I swapped history for art lectures, and now I feel enlightened
A day in the life of an art student at Lancaster
As a humanities student, I get tired of my maths and science housemates complaining about their labs and their structured Uni lives where someone tells them if an answer is wrong or right instead of their lecturers saying, at the end of seemingly every lecture, but who really knows what history is?
But even I, a history and creative writing major-minor student, turned my nose up at art as a degree. Well, it’s just splashing a bit of paint around, isn’t it? I used to think silently as my artist housemate complained about how hard looking at pictures was, whilst I sat finishing essays.
But, when her essay deadlines piled up and she started telling us about Plato’s caves, I realised that there was slightly more to it than wearing a peasant blouse and getting paint stains on my jeans for my Instagram.
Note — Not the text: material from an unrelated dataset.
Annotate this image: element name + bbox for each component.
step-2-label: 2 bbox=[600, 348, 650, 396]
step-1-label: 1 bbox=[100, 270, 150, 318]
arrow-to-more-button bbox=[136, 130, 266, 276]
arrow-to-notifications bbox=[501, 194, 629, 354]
So I decided to try being an art student for the day, to see if it really was how I imagined it to be.
Fine Art: not as easel as it looks
When I arrived at the lecture, it wasn’t just art students: theatre kids, dancers, and film students all put their hands up in turn as I sat awkwardly at the back, hoping my creative writing was enough to avoid being judged. The people themselves weren’t as “arty” as I’d imagined: apart from the standard blue and pink hair, there was the normal selection of comfy jumpers and tired faces I saw in my own lectures, just with better makeup.
Soon enough, as the lecturer started talking about phenomenology and art as experience, I felt the kind of mild confusion I’m used to in my own lectures. A minute later, this grew into full-blown, I-have-no-idea-what-anyone-is-talking-about panic, made worse by the nodding heads around me. These people weren’t even taking notes, they were just watching the lecturer and seeming to absorb everything he said about the noetic and chiasmic nerve.
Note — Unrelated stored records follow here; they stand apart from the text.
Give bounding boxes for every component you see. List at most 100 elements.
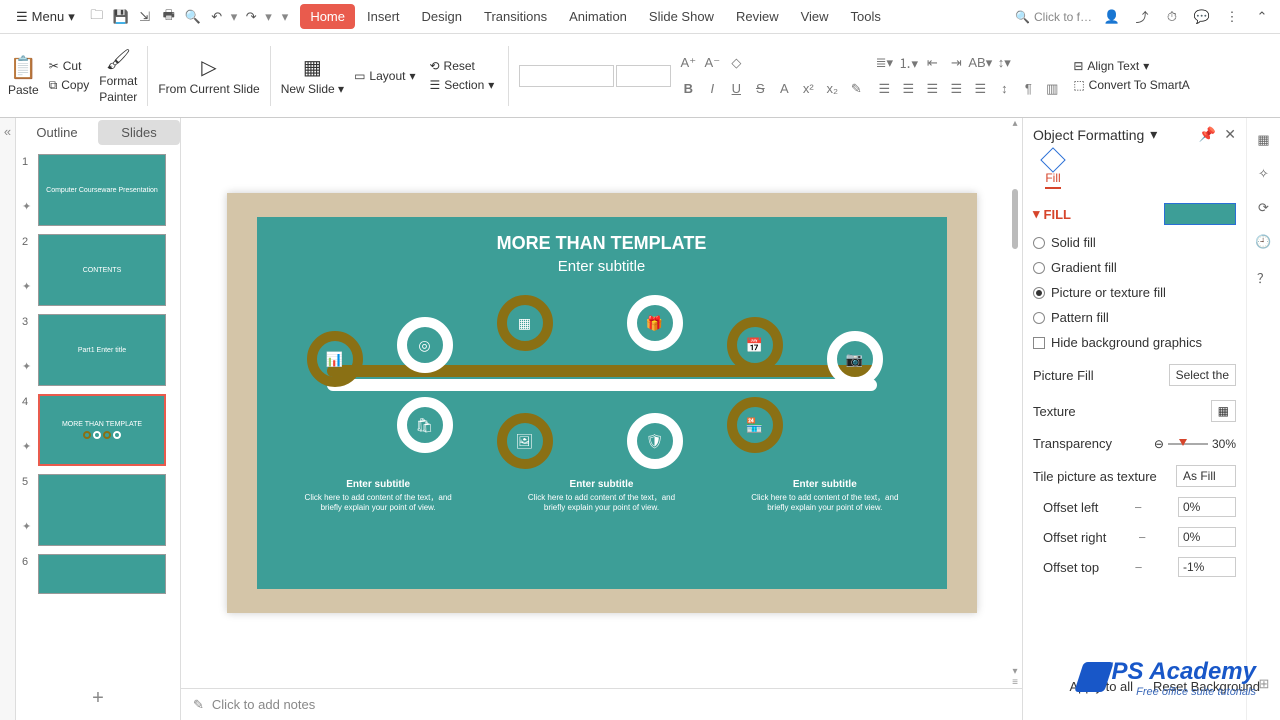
section-button[interactable]: ☰Section ▾ bbox=[425, 77, 498, 93]
clear-format-icon[interactable]: ◇ bbox=[725, 52, 747, 74]
offset-top-input[interactable]: -1% bbox=[1178, 557, 1236, 577]
redo-icon[interactable]: ↷ bbox=[241, 7, 261, 27]
italic-button[interactable]: I bbox=[701, 78, 723, 100]
fill-tab[interactable]: Fill bbox=[1033, 151, 1073, 189]
thumbnail-4[interactable]: MORE THAN TEMPLATE bbox=[38, 394, 166, 466]
reset-button[interactable]: ⟲Reset bbox=[425, 58, 498, 74]
align-right-button[interactable]: ☰ bbox=[921, 78, 943, 100]
offset-right-input[interactable]: 0% bbox=[1178, 527, 1236, 547]
bold-button[interactable]: B bbox=[677, 78, 699, 100]
align-text-button[interactable]: ⊟Align Text ▾ bbox=[1069, 58, 1194, 74]
font-color-button[interactable]: A bbox=[773, 78, 795, 100]
design-icon[interactable]: ✧ bbox=[1258, 166, 1269, 182]
font-family-select[interactable] bbox=[519, 65, 614, 87]
tab-tools[interactable]: Tools bbox=[841, 4, 891, 29]
strike-button[interactable]: S bbox=[749, 78, 771, 100]
undo-dropdown-icon[interactable]: ▾ bbox=[231, 9, 238, 25]
undo-icon[interactable]: ↶ bbox=[207, 7, 227, 27]
decrease-indent-button[interactable]: ⇤ bbox=[921, 52, 943, 74]
collapse-ribbon-icon[interactable]: ⌃ bbox=[1252, 7, 1272, 27]
font-size-select[interactable] bbox=[616, 65, 671, 87]
picture-fill-radio[interactable]: Picture or texture fill bbox=[1033, 285, 1236, 300]
outline-tab[interactable]: Outline bbox=[16, 120, 98, 145]
thumb-row[interactable]: 3✦Part1 Enter title bbox=[16, 310, 180, 390]
columns-button[interactable]: ▥ bbox=[1041, 78, 1063, 100]
reset-background-button[interactable]: Reset Background bbox=[1153, 679, 1246, 694]
add-slide-button[interactable]: + bbox=[16, 677, 180, 720]
increase-font-icon[interactable]: A⁺ bbox=[677, 52, 699, 74]
vertical-scrollbar[interactable]: ▴▾≡ bbox=[1008, 118, 1022, 688]
subscript-button[interactable]: x₂ bbox=[821, 78, 843, 100]
cut-button[interactable]: ✂Cut bbox=[45, 58, 94, 74]
tab-slideshow[interactable]: Slide Show bbox=[639, 4, 724, 29]
view-grid-icon[interactable]: ⊞ bbox=[1254, 674, 1274, 694]
thumb-row[interactable]: 2✦CONTENTS bbox=[16, 230, 180, 310]
tab-home[interactable]: Home bbox=[300, 4, 355, 29]
save-icon[interactable]: 💾 bbox=[111, 7, 131, 27]
thumb-row[interactable]: 4✦MORE THAN TEMPLATE bbox=[16, 390, 180, 470]
paste-button[interactable]: 📋 Paste bbox=[8, 55, 39, 97]
texture-select[interactable]: ▦ bbox=[1211, 400, 1236, 422]
from-current-slide-button[interactable]: ▷ From Current Slide bbox=[158, 55, 259, 96]
picture-fill-select[interactable]: Select the bbox=[1169, 364, 1236, 386]
line-spacing-button[interactable]: ↕ bbox=[993, 78, 1015, 100]
fill-preview[interactable] bbox=[1164, 203, 1236, 225]
close-icon[interactable]: ✕ bbox=[1224, 126, 1236, 143]
thumbnail-3[interactable]: Part1 Enter title bbox=[38, 314, 166, 386]
offset-left-input[interactable]: 0% bbox=[1178, 497, 1236, 517]
solid-fill-radio[interactable]: Solid fill bbox=[1033, 235, 1236, 250]
more-icon[interactable]: ⋮ bbox=[1222, 7, 1242, 27]
search-input[interactable]: 🔍 Click to f… bbox=[1015, 10, 1092, 24]
thumb-row[interactable]: 5✦ bbox=[16, 470, 180, 550]
tab-view[interactable]: View bbox=[791, 4, 839, 29]
properties-icon[interactable]: ▦ bbox=[1257, 132, 1269, 148]
notes-bar[interactable]: ✎ Click to add notes bbox=[181, 688, 1022, 720]
format-painter-button[interactable]: 🖌 Format Painter bbox=[99, 47, 137, 104]
export-icon[interactable]: ⇲ bbox=[135, 7, 155, 27]
thumbnail-6[interactable] bbox=[38, 554, 166, 594]
transparency-slider[interactable] bbox=[1168, 443, 1208, 445]
tab-review[interactable]: Review bbox=[726, 4, 789, 29]
panel-dropdown-icon[interactable]: ▾ bbox=[1150, 126, 1157, 143]
thumb-row[interactable]: 1✦Computer Courseware Presentation bbox=[16, 150, 180, 230]
tile-select[interactable]: As Fill bbox=[1176, 465, 1236, 487]
menu-button[interactable]: ☰ Menu ▾ bbox=[8, 5, 83, 29]
tab-transitions[interactable]: Transitions bbox=[474, 4, 557, 29]
tab-design[interactable]: Design bbox=[412, 4, 472, 29]
share-icon[interactable]: ⤴ bbox=[1132, 7, 1152, 27]
redo-dropdown-icon[interactable]: ▾ bbox=[265, 9, 272, 25]
gradient-fill-radio[interactable]: Gradient fill bbox=[1033, 260, 1236, 275]
thumbnail-5[interactable] bbox=[38, 474, 166, 546]
copy-button[interactable]: ⧉Copy bbox=[45, 77, 94, 94]
thumbnail-1[interactable]: Computer Courseware Presentation bbox=[38, 154, 166, 226]
open-icon[interactable]: 🗀 bbox=[87, 7, 107, 27]
convert-smartart-button[interactable]: ⬚Convert To SmartA bbox=[1069, 77, 1194, 93]
numbering-button[interactable]: ⒈▾ bbox=[897, 52, 919, 74]
tab-insert[interactable]: Insert bbox=[357, 4, 410, 29]
animation-pane-icon[interactable]: ⟳ bbox=[1258, 200, 1269, 216]
underline-button[interactable]: U bbox=[725, 78, 747, 100]
user-icon[interactable]: 👤 bbox=[1102, 7, 1122, 27]
pin-icon[interactable]: 📌 bbox=[1199, 126, 1216, 143]
align-center-button[interactable]: ☰ bbox=[897, 78, 919, 100]
slides-tab[interactable]: Slides bbox=[98, 120, 180, 145]
print-icon[interactable]: 🖶 bbox=[159, 7, 179, 27]
help-icon[interactable]: ？ bbox=[1257, 268, 1270, 287]
thumb-row[interactable]: 6 bbox=[16, 550, 180, 598]
justify-button[interactable]: ☰ bbox=[945, 78, 967, 100]
text-direction-button[interactable]: AB▾ bbox=[969, 52, 991, 74]
align-left-button[interactable]: ☰ bbox=[873, 78, 895, 100]
new-slide-button[interactable]: ▦ New Slide ▾ bbox=[281, 55, 344, 96]
fill-section-header[interactable]: ▾ FILL bbox=[1033, 203, 1236, 225]
hide-bg-checkbox[interactable]: Hide background graphics bbox=[1033, 335, 1236, 350]
increase-indent-button[interactable]: ⇥ bbox=[945, 52, 967, 74]
minus-icon[interactable]: ⊖ bbox=[1154, 437, 1164, 451]
sort-button[interactable]: ↕▾ bbox=[993, 52, 1015, 74]
superscript-button[interactable]: x² bbox=[797, 78, 819, 100]
qat-dropdown-icon[interactable]: ▾ bbox=[282, 9, 289, 25]
comment-icon[interactable]: 💬 bbox=[1192, 7, 1212, 27]
bullets-button[interactable]: ≣▾ bbox=[873, 52, 895, 74]
history-icon[interactable]: 🕘 bbox=[1255, 234, 1271, 250]
tab-animation[interactable]: Animation bbox=[559, 4, 637, 29]
collapse-panel-button[interactable]: « bbox=[0, 118, 16, 720]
Ten minutes in, and this is already harder than history – at least I know who Galileo is. I can’t even spell phenomenology. But I go with it, and, when Van Gogh’s shoes appear on the screen, I almost understand what he’s saying when the shoes are more than the shoes – I’ve certainly never looked at footwear like this before, not even in the Kurt Geiger sale. Maybe I should be switching degrees.
A world of pure imagination
The studio was even more eye-opening. As well as having the most ducks on campus, it’s gorgeous inside and out. Instead of sitting at desks and watching the minute hand of the clock for fifty minutes like the rest of us conventional students, the art students went to their studio spaces where they spend hours – hours – at a time, painting, drawing, or simply creating.
At first when I walk around, I think: this isn’t a fucking degree, this really is splashing a bit of paint around. But these people have progressed way beyond finger painting (even if Lauren found her “painting twig” when she was legally an adult), and their walls are covered in super-realism, geometric prints, and abstracts that seem good enough, at least to my uncultured eye, to already be displayed in galleries.
I realised, after spending a day with them, that these people didn’t take art because they’d liked it in school, or they thought it would get them a good job, or they wanted to come to Uni and thought they’d pick an “easy subject”: instead of being the pretentious, slightly knobbish characters I’d been expecting, they were already artists. I wish I was an art student.